Филипп втянул голову в плечи и молчал, ожидая, что будет сказано вслед за этим.
– Ты говоришь: надо очиститься, – продолжал Толмид. – А где в нас главная грязь, ты знаешь? Вдруг то, что тебе кажется самым чистым, самым красивым, самым светлым в тебе, на самом деле – главный твой грех и самый грязный обман?
Филипп молчал, глядя на миску в руках Толмида. Туда же молча смотрел Иуда.
– Ты говоришь: надо выбираться из бездны. А где верх и где низ, ты знаешь? Гору от пропасти можешь отличить? Вон, видишь, за деревом – обрыв. И где тут твое первоначало: пропасть в горе или гора в пропасти?
Филипп покосился на Иуду, а тот взглянул на Филиппа.
– Ты говоришь: надо вспомнить язык, на котором человек говорил с Богом. А эти твои плеромы, эоны, царства – тебе кто о них рассказал? Учитель? Или ты сам всё выдумал?
– Плерома, эон – не Его слова. Но в книгах Закона, у пророков, у некоторых мудрых греков…
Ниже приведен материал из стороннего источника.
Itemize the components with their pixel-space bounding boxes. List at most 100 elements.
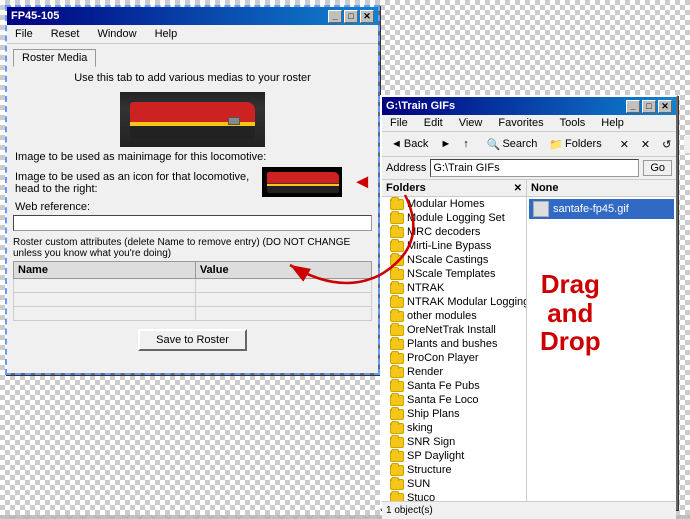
exp-menu-view[interactable]: View xyxy=(455,116,487,130)
delete-button[interactable]: ✕ xyxy=(615,136,634,153)
tab-roster-media[interactable]: Roster Media xyxy=(13,49,96,67)
explorer-toolbar: ◄ Back ► ↑ 🔍 Search 📁 Folders ✕ ✕ ↺ ▦ xyxy=(382,132,676,157)
search-button[interactable]: 🔍 Search xyxy=(482,136,543,153)
explorer-titlebar: G:\Train GIFs _ □ ✕ xyxy=(382,97,676,115)
menu-help[interactable]: Help xyxy=(151,27,182,41)
move-button[interactable]: ✕ xyxy=(636,136,655,153)
table-cell-name[interactable] xyxy=(14,279,196,293)
table-cell-value[interactable] xyxy=(195,279,371,293)
main-title: FP45-105 xyxy=(11,10,59,22)
tree-item[interactable]: Santa Fe Loco xyxy=(382,393,526,407)
main-titlebar-buttons: _ □ ✕ xyxy=(328,10,374,23)
main-image-area xyxy=(13,92,372,147)
forward-button[interactable]: ► xyxy=(435,136,456,152)
exp-menu-edit[interactable]: Edit xyxy=(420,116,447,130)
menu-reset[interactable]: Reset xyxy=(47,27,84,41)
main-window: FP45-105 _ □ ✕ File Reset Window Help Ro… xyxy=(5,5,380,375)
custom-attrs-section: Roster custom attributes (delete Name to… xyxy=(13,237,372,321)
file-item[interactable]: santafe-fp45.gif xyxy=(529,199,674,219)
tree-item[interactable]: Render xyxy=(382,365,526,379)
folder-icon xyxy=(390,493,404,502)
tree-item[interactable]: other modules xyxy=(382,309,526,323)
tree-item[interactable]: ProCon Player xyxy=(382,351,526,365)
minimize-button[interactable]: _ xyxy=(328,10,342,23)
explorer-minimize-button[interactable]: _ xyxy=(626,100,640,113)
table-cell-value[interactable] xyxy=(195,293,371,307)
right-panel-content[interactable]: santafe-fp45.gif xyxy=(527,197,676,501)
main-titlebar: FP45-105 _ □ ✕ xyxy=(7,7,378,25)
icon-loco-image[interactable] xyxy=(262,167,342,197)
go-button[interactable]: Go xyxy=(643,160,672,176)
tree-close-button[interactable]: ✕ xyxy=(514,183,522,194)
tree-item[interactable]: Santa Fe Pubs xyxy=(382,379,526,393)
explorer-maximize-button[interactable]: □ xyxy=(642,100,656,113)
tree-item[interactable]: Ship Plans xyxy=(382,407,526,421)
tree-item[interactable]: NTRAK Modular Logging xyxy=(382,295,526,309)
menu-file[interactable]: File xyxy=(11,27,37,41)
tree-item[interactable]: Plants and bushes xyxy=(382,337,526,351)
tree-item[interactable]: SP Daylight xyxy=(382,449,526,463)
folder-icon xyxy=(390,423,404,434)
main-loco-image[interactable] xyxy=(120,92,265,147)
tree-item[interactable]: SUN xyxy=(382,477,526,491)
maximize-button[interactable]: □ xyxy=(344,10,358,23)
views-button[interactable]: ▦ xyxy=(684,136,690,153)
explorer-statusbar: 1 object(s) xyxy=(382,501,676,519)
tree-item[interactable]: Modular Homes xyxy=(382,197,526,211)
folder-icon xyxy=(390,451,404,462)
icon-image-label: Image to be used as an icon for that loc… xyxy=(15,171,252,195)
right-panel-header: None xyxy=(527,180,676,197)
tree-item[interactable]: MRC decoders xyxy=(382,225,526,239)
attrs-table: Name Value xyxy=(13,261,372,321)
explorer-title: G:\Train GIFs xyxy=(386,100,455,112)
explorer-titlebar-buttons: _ □ ✕ xyxy=(626,100,672,113)
table-row xyxy=(14,279,372,293)
tree-item[interactable]: Mirti-Line Bypass xyxy=(382,239,526,253)
exp-menu-file[interactable]: File xyxy=(386,116,412,130)
explorer-menubar: File Edit View Favorites Tools Help xyxy=(382,115,676,132)
folder-icon xyxy=(390,297,404,308)
tree-item[interactable]: Module Logging Set xyxy=(382,211,526,225)
table-cell-value[interactable] xyxy=(195,307,371,321)
tree-item[interactable]: SNR Sign xyxy=(382,435,526,449)
tree-item[interactable]: Structure xyxy=(382,463,526,477)
exp-menu-help[interactable]: Help xyxy=(597,116,628,130)
close-button[interactable]: ✕ xyxy=(360,10,374,23)
table-cell-name[interactable] xyxy=(14,293,196,307)
tab-bar: Roster Media xyxy=(7,44,378,66)
exp-menu-tools[interactable]: Tools xyxy=(556,116,590,130)
save-to-roster-button[interactable]: Save to Roster xyxy=(138,329,247,351)
search-icon: 🔍 xyxy=(487,138,501,151)
address-input[interactable] xyxy=(430,159,639,177)
status-text: 1 object(s) xyxy=(386,505,433,516)
folder-icon xyxy=(390,213,404,224)
address-label: Address xyxy=(386,162,426,174)
address-bar: Address Go xyxy=(382,157,676,180)
back-button[interactable]: ◄ Back xyxy=(386,136,433,152)
folder-icon xyxy=(390,241,404,252)
file-icon xyxy=(533,201,549,217)
tree-item[interactable]: sking xyxy=(382,421,526,435)
menu-window[interactable]: Window xyxy=(93,27,140,41)
up-button[interactable]: ↑ xyxy=(458,136,474,152)
tree-item[interactable]: NScale Templates xyxy=(382,267,526,281)
table-cell-name[interactable] xyxy=(14,307,196,321)
right-panel: None santafe-fp45.gif xyxy=(527,180,676,501)
folder-icon xyxy=(390,325,404,336)
folder-icon xyxy=(390,339,404,350)
folder-tree[interactable]: Folders ✕ Modular HomesModule Logging Se… xyxy=(382,180,527,501)
tree-item[interactable]: OreNetTrak Install xyxy=(382,323,526,337)
folders-button[interactable]: 📁 Folders xyxy=(544,136,606,153)
forward-icon: ► xyxy=(440,138,451,150)
exp-menu-favorites[interactable]: Favorites xyxy=(494,116,547,130)
name-col-header: Name xyxy=(14,262,196,279)
tree-item[interactable]: NScale Castings xyxy=(382,253,526,267)
folder-list: Modular HomesModule Logging SetMRC decod… xyxy=(382,197,526,501)
folder-icon xyxy=(390,479,404,490)
refresh-button[interactable]: ↺ xyxy=(657,136,676,153)
tree-item[interactable]: Stuco xyxy=(382,491,526,501)
tree-item[interactable]: NTRAK xyxy=(382,281,526,295)
explorer-close-button[interactable]: ✕ xyxy=(658,100,672,113)
web-ref-input[interactable] xyxy=(13,215,372,231)
folder-icon xyxy=(390,353,404,364)
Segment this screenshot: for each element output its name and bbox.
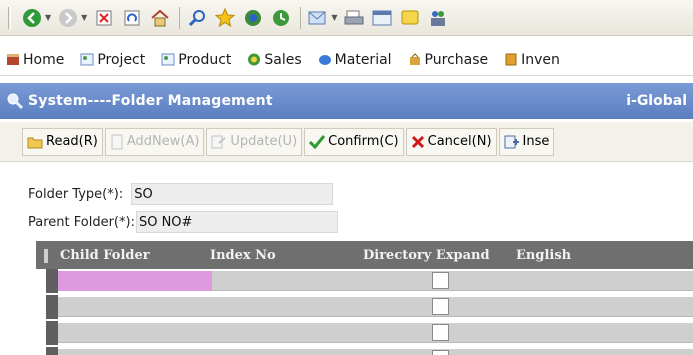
page-title-bar: System----Folder Management i-Global [0, 83, 693, 119]
new-document-icon [110, 134, 124, 150]
menu-item-label: Product [178, 51, 232, 68]
mail-dropdown-icon[interactable]: ▼ [331, 13, 337, 22]
folder-type-row: Folder Type(*): SO [28, 183, 334, 205]
menu-item-label: Home [23, 51, 65, 68]
menu-item-label: Purchase [424, 51, 489, 68]
directory-expand-checkbox[interactable] [432, 298, 449, 315]
product-icon [161, 53, 175, 66]
confirm-button[interactable]: Confirm(C) [304, 127, 404, 156]
action-toolbar: Read(R) AddNew(A) Update(U) Confirm(C) C… [0, 122, 693, 162]
child-folder-cell-selected[interactable] [58, 271, 212, 291]
menu-item-label: Project [97, 51, 146, 68]
forward-icon[interactable] [57, 7, 79, 29]
menu-item-purchase[interactable]: Purchase [408, 51, 489, 68]
mail-icon[interactable] [307, 7, 329, 29]
column-header-directory-expand[interactable]: Directory Expand [363, 241, 490, 269]
system-icon [7, 93, 24, 110]
toolbar-separator [179, 6, 181, 29]
module-menu-bar: Home Project Product Sales Material Purc… [0, 44, 693, 76]
inventory-icon [505, 53, 517, 66]
read-label: Read(R) [46, 134, 98, 149]
table-row[interactable] [36, 295, 693, 319]
read-button[interactable]: Read(R) [22, 127, 103, 156]
insert-label: Inse [522, 134, 550, 149]
addnew-button[interactable]: AddNew(A) [104, 127, 205, 156]
folder-type-field[interactable]: SO [131, 183, 334, 205]
directory-expand-checkbox[interactable] [432, 272, 449, 289]
refresh-icon[interactable] [121, 7, 143, 29]
stop-icon[interactable] [93, 7, 115, 29]
row-cells[interactable] [58, 323, 693, 343]
update-document-icon [211, 134, 227, 150]
menu-item-project[interactable]: Project [80, 52, 145, 68]
column-header-child-folder[interactable]: Child Folder [60, 241, 150, 269]
cancel-button[interactable]: Cancel(N) [405, 127, 497, 156]
menu-item-inventory[interactable]: Inven [504, 52, 560, 68]
checkmark-icon [309, 134, 326, 149]
media-icon[interactable] [242, 7, 264, 29]
row-selector[interactable] [46, 295, 58, 319]
table-row[interactable] [36, 347, 693, 355]
insert-row-icon [504, 135, 520, 149]
addnew-label: AddNew(A) [126, 134, 200, 149]
row-cells[interactable] [58, 297, 693, 317]
row-cells[interactable] [58, 349, 693, 355]
menu-item-home[interactable]: Home [6, 52, 64, 68]
forward-dropdown-icon[interactable]: ▼ [81, 13, 87, 22]
table-row[interactable] [36, 321, 693, 345]
directory-expand-checkbox[interactable] [432, 350, 449, 355]
cancel-label: Cancel(N) [427, 134, 492, 149]
sales-icon [248, 53, 261, 66]
print-icon[interactable] [343, 7, 365, 29]
grid-header-marker [44, 249, 48, 263]
grid-header: Child Folder Index No Directory Expand E… [36, 241, 693, 269]
menu-item-sales[interactable]: Sales [247, 51, 302, 68]
purchase-icon [409, 53, 420, 65]
menu-item-label: Sales [264, 51, 302, 68]
update-button[interactable]: Update(U) [206, 127, 303, 156]
home-icon[interactable] [149, 7, 171, 29]
menu-item-product[interactable]: Product [161, 52, 231, 68]
menu-item-label: Inven [521, 51, 560, 68]
back-icon[interactable] [21, 7, 43, 29]
folder-type-label: Folder Type(*): [28, 186, 124, 202]
edit-icon[interactable] [371, 7, 393, 29]
directory-expand-checkbox[interactable] [432, 324, 449, 341]
insert-button[interactable]: Inse [498, 127, 555, 156]
row-selector[interactable] [46, 347, 58, 355]
column-header-index-no[interactable]: Index No [210, 241, 276, 269]
back-dropdown-icon[interactable]: ▼ [45, 13, 51, 22]
page-title: System----Folder Management [28, 93, 273, 109]
confirm-label: Confirm(C) [328, 134, 399, 149]
parent-folder-label: Parent Folder(*): [28, 214, 135, 230]
toolbar-separator [300, 6, 302, 29]
project-icon [80, 53, 94, 66]
menu-item-label: Material [334, 51, 392, 68]
parent-folder-field[interactable]: SO NO# [135, 211, 338, 233]
row-selector[interactable] [46, 269, 58, 293]
brand-label: i-Global [626, 93, 687, 109]
open-folder-icon [27, 135, 43, 149]
favorites-icon[interactable] [214, 7, 236, 29]
browser-toolbar: ▼ ▼ ▼ [0, 0, 693, 36]
history-icon[interactable] [270, 7, 292, 29]
menu-item-material[interactable]: Material [318, 52, 392, 68]
material-icon [318, 55, 331, 65]
parent-folder-row: Parent Folder(*): SO NO# [28, 211, 338, 233]
row-selector[interactable] [46, 321, 58, 345]
update-label: Update(U) [230, 134, 298, 149]
table-row[interactable] [36, 269, 693, 293]
column-header-english[interactable]: English [516, 241, 571, 269]
search-icon[interactable] [186, 7, 208, 29]
messenger-icon[interactable] [427, 7, 449, 29]
child-folder-grid: Child Folder Index No Directory Expand E… [36, 241, 693, 355]
home-menu-icon [7, 54, 19, 65]
discuss-icon[interactable] [399, 7, 421, 29]
toolbar-grip[interactable] [8, 6, 11, 29]
cancel-x-icon [411, 135, 425, 149]
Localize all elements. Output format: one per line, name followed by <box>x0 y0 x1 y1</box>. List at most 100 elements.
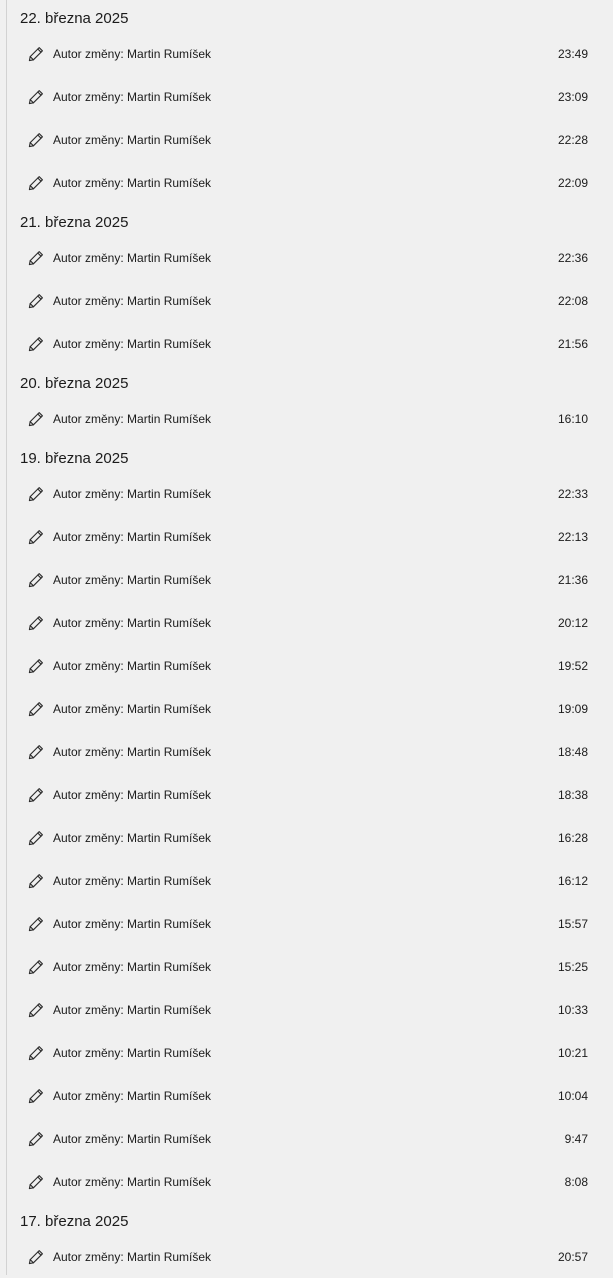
pencil-edit-icon <box>27 786 45 804</box>
version-author-label: Autor změny: Martin Rumíšek <box>53 486 212 501</box>
version-time: 19:09 <box>557 701 588 716</box>
pencil-edit-icon <box>27 410 45 428</box>
pencil-edit-icon <box>27 131 45 149</box>
version-entry[interactable]: Autor změny: Martin Rumíšek 15:25 <box>6 945 613 988</box>
version-entry[interactable]: Autor změny: Martin Rumíšek 22:13 <box>6 515 613 558</box>
version-history-list: 22. března 2025 Autor změny: Martin Rumí… <box>6 0 613 1275</box>
version-author-label: Autor změny: Martin Rumíšek <box>53 658 212 673</box>
pencil-edit-icon <box>27 528 45 546</box>
version-entry[interactable]: Autor změny: Martin Rumíšek 19:09 <box>6 687 613 730</box>
version-author-label: Autor změny: Martin Rumíšek <box>53 1045 212 1060</box>
version-time: 22:09 <box>557 175 588 190</box>
date-group-header: 19. března 2025 <box>20 450 129 467</box>
version-author-label: Autor změny: Martin Rumíšek <box>53 787 212 802</box>
version-author-label: Autor změny: Martin Rumíšek <box>53 916 212 931</box>
pencil-edit-icon <box>27 1001 45 1019</box>
pencil-edit-icon <box>27 1044 45 1062</box>
date-group: 20. března 2025 Autor změny: Martin Rumí… <box>6 365 613 440</box>
version-entry[interactable]: Autor změny: Martin Rumíšek 18:38 <box>6 773 613 816</box>
version-entry[interactable]: Autor změny: Martin Rumíšek 22:09 <box>6 161 613 204</box>
version-time: 10:04 <box>557 1088 588 1103</box>
version-author-label: Autor změny: Martin Rumíšek <box>53 1131 212 1146</box>
version-time: 15:25 <box>557 959 588 974</box>
version-entry[interactable]: Autor změny: Martin Rumíšek 19:52 <box>6 644 613 687</box>
version-author-label: Autor změny: Martin Rumíšek <box>53 873 212 888</box>
pencil-edit-icon <box>27 614 45 632</box>
version-author-label: Autor změny: Martin Rumíšek <box>53 615 212 630</box>
date-group-header: 22. března 2025 <box>20 10 129 27</box>
version-entry[interactable]: Autor změny: Martin Rumíšek 23:49 <box>6 32 613 75</box>
version-author-label: Autor změny: Martin Rumíšek <box>53 46 212 61</box>
version-time: 22:33 <box>557 486 588 501</box>
version-time: 21:36 <box>557 572 588 587</box>
pencil-edit-icon <box>27 88 45 106</box>
version-time: 18:38 <box>557 787 588 802</box>
version-time: 22:36 <box>557 250 588 265</box>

– Греков давай выплеснем. Они действительно настолько мудры, что никогда у них не поймешь, правду они говорят или лгут. И так красиво разглагольствуют, что заслушаешься иногда, и верить начнешь, и надеяться. Обрадуешься, как ребенок. Но, оставшись наедине с собой, потом никак не можешь понять, а что такого умного и справедливого они тебе рассказали, что ты так обрадовался… Выплеснем греков, – повторил Толмид и наклонил миску, так что треть воды из нее вылилась на землю.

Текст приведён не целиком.